Pris dans une sorte de no-man’s-land, ils se retrouvent sans revenus ni allocations pour avoir choisi de leur plein gré de partir en préretraite il y a quelques années.

On en compterait près de 200.000 selon les syndicats, et pas plus de 65.000 selon les chiffres du ministère du travail.

“Il n’y a pas de ressources financières, parce qu’on ne les cherche pas là où il faut. Ils ont privilégié la solution de facilité : taxer les travailleurs et les entreprises, au lieu d’introduire un impôt foncier. Alors, entendre le gouvernement dire qu’il n’y a pas de ressources, c’est tout inacceptable, déclare Susanna Camusso, de la Confédération générale italienne du travail.”
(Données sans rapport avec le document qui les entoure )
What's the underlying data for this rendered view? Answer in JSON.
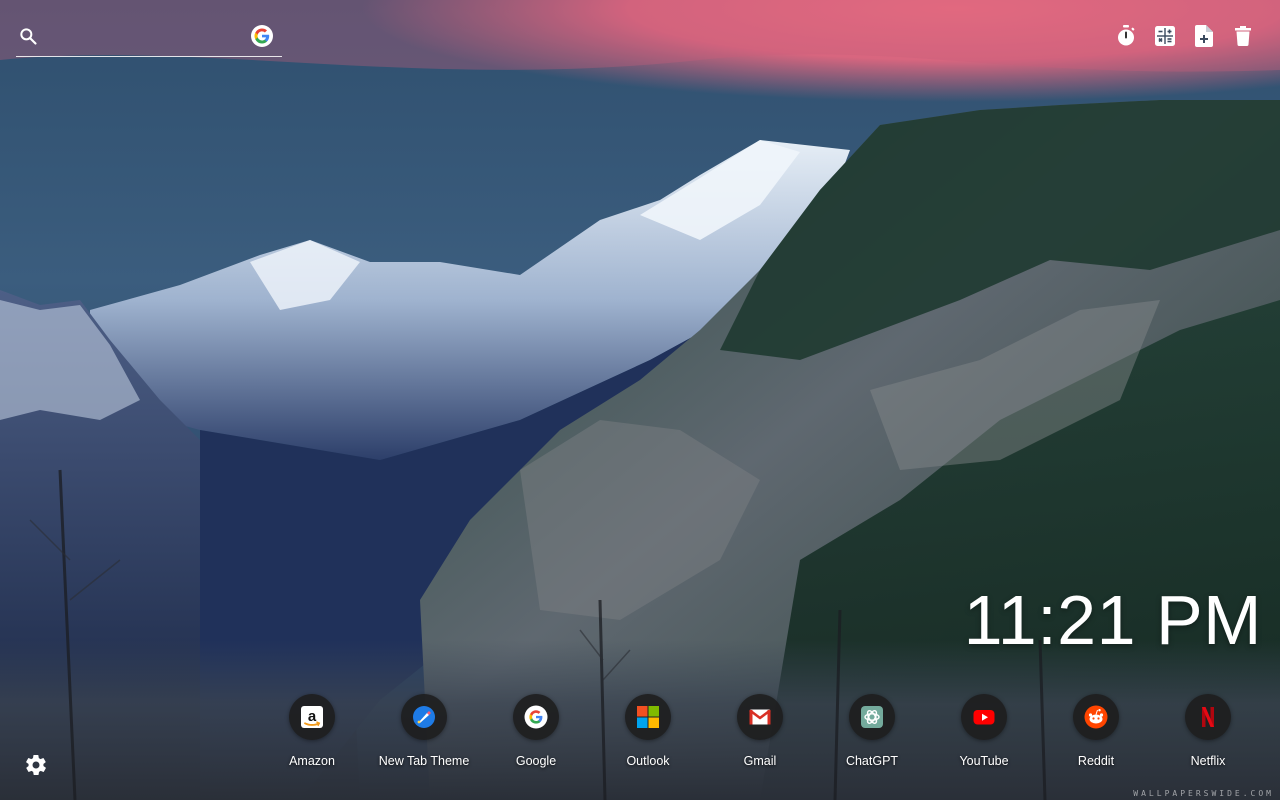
{
  "search": {
    "value": "",
    "placeholder": "",
    "icon": "search-icon",
    "engine_icon": "google-icon"
  },
  "toolbar": {
    "items": [
      {
        "icon": "timer-icon"
      },
      {
        "icon": "calculator-icon"
      },
      {
        "icon": "add-note-icon"
      },
      {
        "icon": "trash-icon"
      }
    ]
  },
  "clock": {
    "time": "11:21 PM"
  },
  "shortcuts": [
    {
      "label": "Amazon",
      "icon": "amazon-icon"
    },
    {
      "label": "New Tab Theme",
      "icon": "new-tab-theme-icon"
    },
    {
      "label": "Google",
      "icon": "google-icon"
    },
    {
      "label": "Outlook",
      "icon": "microsoft-icon"
    },
    {
      "label": "Gmail",
      "icon": "gmail-icon"
    },
    {
      "label": "ChatGPT",
      "icon": "chatgpt-icon"
    },
    {
      "label": "YouTube",
      "icon": "youtube-icon"
    },
    {
      "label": "Reddit",
      "icon": "reddit-icon"
    },
    {
      "label": "Netflix",
      "icon": "netflix-icon"
    }
  ],
  "settings": {
    "icon": "gear-icon"
  },
  "credit": "WALLPAPERSWIDE.COM",
  "colors": {
    "sky_pink": "#e8677a",
    "sky_blue": "#3a5d7c",
    "snow": "#dfe8f2",
    "rock": "#6b7078",
    "forest": "#1f3a33",
    "tile_bg": "#1c1c1c"
  }
}
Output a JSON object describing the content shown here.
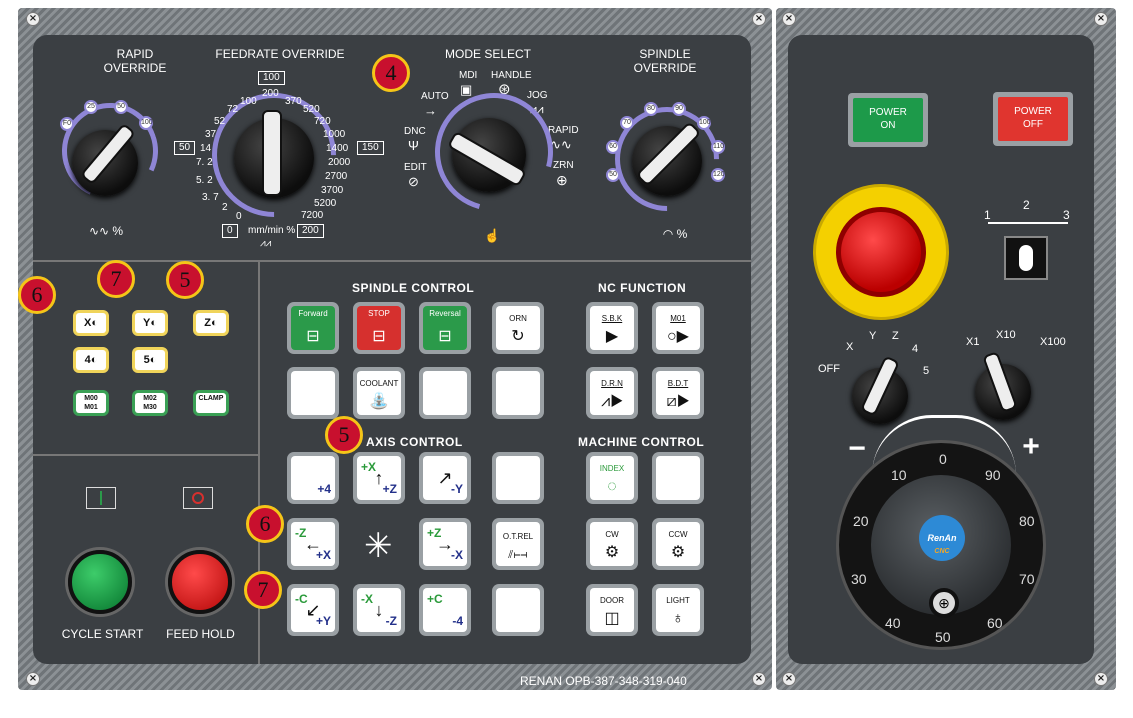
{
  "top": {
    "rapid_override": "RAPID\nOVERRIDE",
    "rapid_ticks": [
      "F0",
      "25",
      "50",
      "100"
    ],
    "feedrate_override": "FEEDRATE OVERRIDE",
    "feedrate_top_box": "100",
    "feedrate_left_box": "50",
    "feedrate_right_box": "150",
    "feedrate_ticks_left": [
      "100",
      "72",
      "52",
      "37",
      "14",
      "7. 2",
      "5. 2",
      "3. 7",
      "2",
      "0"
    ],
    "feedrate_ticks_right": [
      "200",
      "370",
      "520",
      "720",
      "1000",
      "1400",
      "2000",
      "2700",
      "3700",
      "5200",
      "7200"
    ],
    "feedrate_bottom_left_box": "0",
    "feedrate_unit": "mm/min %",
    "feedrate_bottom_right_box": "200",
    "mode_select": "MODE SELECT",
    "modes": [
      "MDI",
      "HANDLE",
      "AUTO",
      "JOG",
      "DNC",
      "RAPID",
      "EDIT",
      "ZRN"
    ],
    "spindle_override": "SPINDLE\nOVERRIDE",
    "spindle_ticks": [
      "50",
      "60",
      "70",
      "80",
      "90",
      "100",
      "110",
      "120"
    ],
    "rapid_unit": "%",
    "spindle_unit": "%"
  },
  "badges": {
    "mode": "4",
    "axis_top": "5",
    "axis_mid": "6",
    "axis_bot": "7",
    "left_6": "6",
    "left_7": "7",
    "left_5": "5"
  },
  "axis_select": {
    "x": "X",
    "y": "Y",
    "z": "Z",
    "four": "4",
    "five": "5",
    "m00": "M00\nM01",
    "m02": "M02\nM30",
    "clamp": "CLAMP"
  },
  "cycle": {
    "start": "CYCLE START",
    "hold": "FEED HOLD"
  },
  "spindle_control": {
    "title": "SPINDLE CONTROL",
    "forward": "Forward",
    "stop": "STOP",
    "reversal": "Reversal",
    "orn": "ORN",
    "coolant": "COOLANT"
  },
  "axis_control": {
    "title": "AXIS CONTROL",
    "k1": "+4",
    "k2a": "+X",
    "k2b": "+Z",
    "k3": "-Y",
    "k5a": "-Z",
    "k5b": "+X",
    "k7a": "+Z",
    "k7b": "-X",
    "otrel": "O.T.REL",
    "k9a": "-C",
    "k9b": "+Y",
    "k10a": "-X",
    "k10b": "-Z",
    "k11a": "+C",
    "k11b": "-4"
  },
  "nc_function": {
    "title": "NC FUNCTION",
    "sbk": "S.B.K",
    "m01": "M01",
    "drn": "D.R.N",
    "bdt": "B.D.T"
  },
  "machine_control": {
    "title": "MACHINE CONTROL",
    "index": "INDEX",
    "cw": "CW",
    "ccw": "CCW",
    "door": "DOOR",
    "light": "LIGHT"
  },
  "right": {
    "power_on": "POWER\nON",
    "power_off": "POWER\nOFF",
    "key_ticks": [
      "1",
      "2",
      "3"
    ],
    "axis_sel_ticks": [
      "OFF",
      "X",
      "Y",
      "Z",
      "4",
      "5"
    ],
    "mult_ticks": [
      "X1",
      "X10",
      "X100"
    ],
    "minus": "−",
    "plus": "+",
    "wheel_numbers": [
      "0",
      "10",
      "20",
      "30",
      "40",
      "50",
      "60",
      "70",
      "80",
      "90"
    ],
    "logo": "RenAn",
    "logo_sub": "CNC"
  },
  "footer": {
    "model": "RENAN OPB-387-348-319-040"
  },
  "colors": {
    "panel": "#3b3f43",
    "badge_red": "#c8102e",
    "badge_ring": "#f5c518",
    "scale_purple": "#8f86d6",
    "green": "#2b9a4a",
    "red": "#d6302e"
  }
}
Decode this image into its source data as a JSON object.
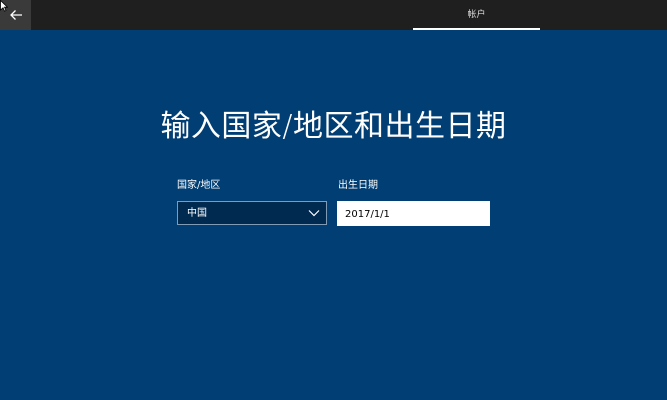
{
  "topbar": {
    "back_icon": "arrow-left-icon",
    "tab_label": "帐户"
  },
  "main": {
    "title": "输入国家/地区和出生日期",
    "country": {
      "label": "国家/地区",
      "selected_value": "中国",
      "dropdown_icon": "chevron-down-icon"
    },
    "birthdate": {
      "label": "出生日期",
      "value": "2017/1/1"
    }
  },
  "colors": {
    "background": "#003e73",
    "topbar": "#1f1f1f",
    "back_button": "#3a3a3a",
    "select_background": "#002a50",
    "select_border": "#7f9bb5",
    "input_background": "#ffffff",
    "text": "#ffffff"
  }
}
Mobilisation aussi des pharmaciens mais cette fois contre le nouveau décret du gouvernement sur la vente de médicaments. Une disposition qui prévoit de faire passer la taxe obligatoire de 1,82% à 3,6%. Inacceptable pour le syndicat majoritaire qui dénonce une mesure fatale pour l’emploi.

“Nous ne voulons pas être obligés de licencier des gens, parce que toutes ces personnes travaillent avec nous depuis longtemps et nous ne pensons pas que ruiner la vie de leurs familles est en soi raisonnable, déplore Franco Caprino, délégué régional de Federfarma.”

Autant de mesures qui interviennent dans un contexte de morosité économique sur la péninsule et laisse peu de marges de manoeuvre au gouvernement.

Dans le sillage de l’Espagne, l’italie croule toujours sous une dette sans précédent qui dépasse les 120% du PIB.